Moray drew several connected conclusions about the nature of selective attention.
First, and consistent with Broadbent, little information from a rejected auditory message is processed or retained: the near-chance recognition in Experiment 1 shows that under normal conditions the unattended channel is effectively blocked, so almost none of its content reaches memory. Attention behaves as a limited-capacity selective filter that admits one channel and screens out the others — supporting the general filter-theory framework.
Second, and more subtly, the block is not completely impermeable. The own-name effect (Experiment 2) shows that some material from the rejected channel does get through — specifically, material of personal importance or affective significance. Because recognising one's own name requires that its meaning be analysed, this finding is difficult to reconcile with a strictly early filter that blocks the unattended channel on purely physical grounds before any meaning is processed. It suggests instead that the unattended message is analysed for meaning at least enough for highly significant items to be detected — a point that would later drive theories placing the filter later (or making it attenuate rather than wholly block the rejected channel) than Broadbent's original model.

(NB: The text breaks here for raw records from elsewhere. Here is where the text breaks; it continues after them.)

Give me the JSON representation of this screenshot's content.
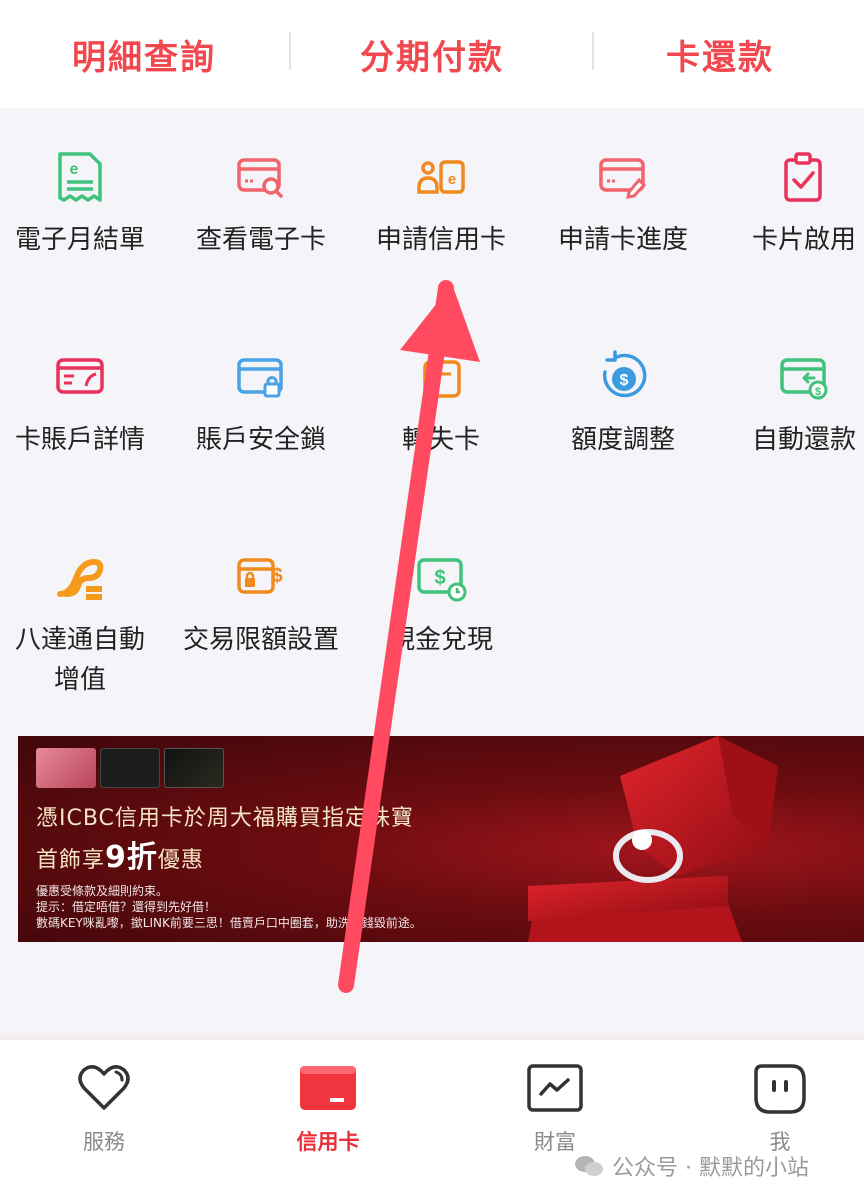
{
  "top_tabs": [
    "明細查詢",
    "分期付款",
    "卡還款"
  ],
  "grid": {
    "row1": [
      "電子月結單",
      "查看電子卡",
      "申請信用卡",
      "申請卡進度",
      "卡片啟用"
    ],
    "row2": [
      "卡賬戶詳情",
      "賬戶安全鎖",
      "轉失卡",
      "額度調整",
      "自動還款"
    ],
    "row3_item1_line1": "八達通自動",
    "row3_item1_line2": "增值",
    "row3_item2": "交易限額設置",
    "row3_item3": "現金兌現"
  },
  "banner": {
    "headline": "憑ICBC信用卡於周大福購買指定珠寶",
    "subline_prefix": "首飾享",
    "subline_discount": "9折",
    "subline_suffix": "優惠",
    "fine_print": [
      "優惠受條款及細則約束。",
      "提示：借定唔借？還得到先好借！",
      "數碼KEY咪亂嚟，撳LINK前要三思！借賣戶口中圈套，助洗黑錢毀前途。"
    ]
  },
  "bottom_nav": [
    "服務",
    "信用卡",
    "財富",
    "我"
  ],
  "watermark": "公众号 · 默默的小站",
  "colors": {
    "brand_red": "#f1474f",
    "nav_active": "#e8303a",
    "arrow": "#ff4a60"
  }
}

Third, the breakthrough is selective, not general. The contrast between Experiment 2 and Experiment 3 is important: it is not the case that any instruction or any category of material can be pulled through the block. A neutral advance set for numbers did not breach it (Exp 3); only personally significant material did (Exp 2). This implies that what determines breakthrough is the subjective importance of the material to the listener, not merely being told to look out for it.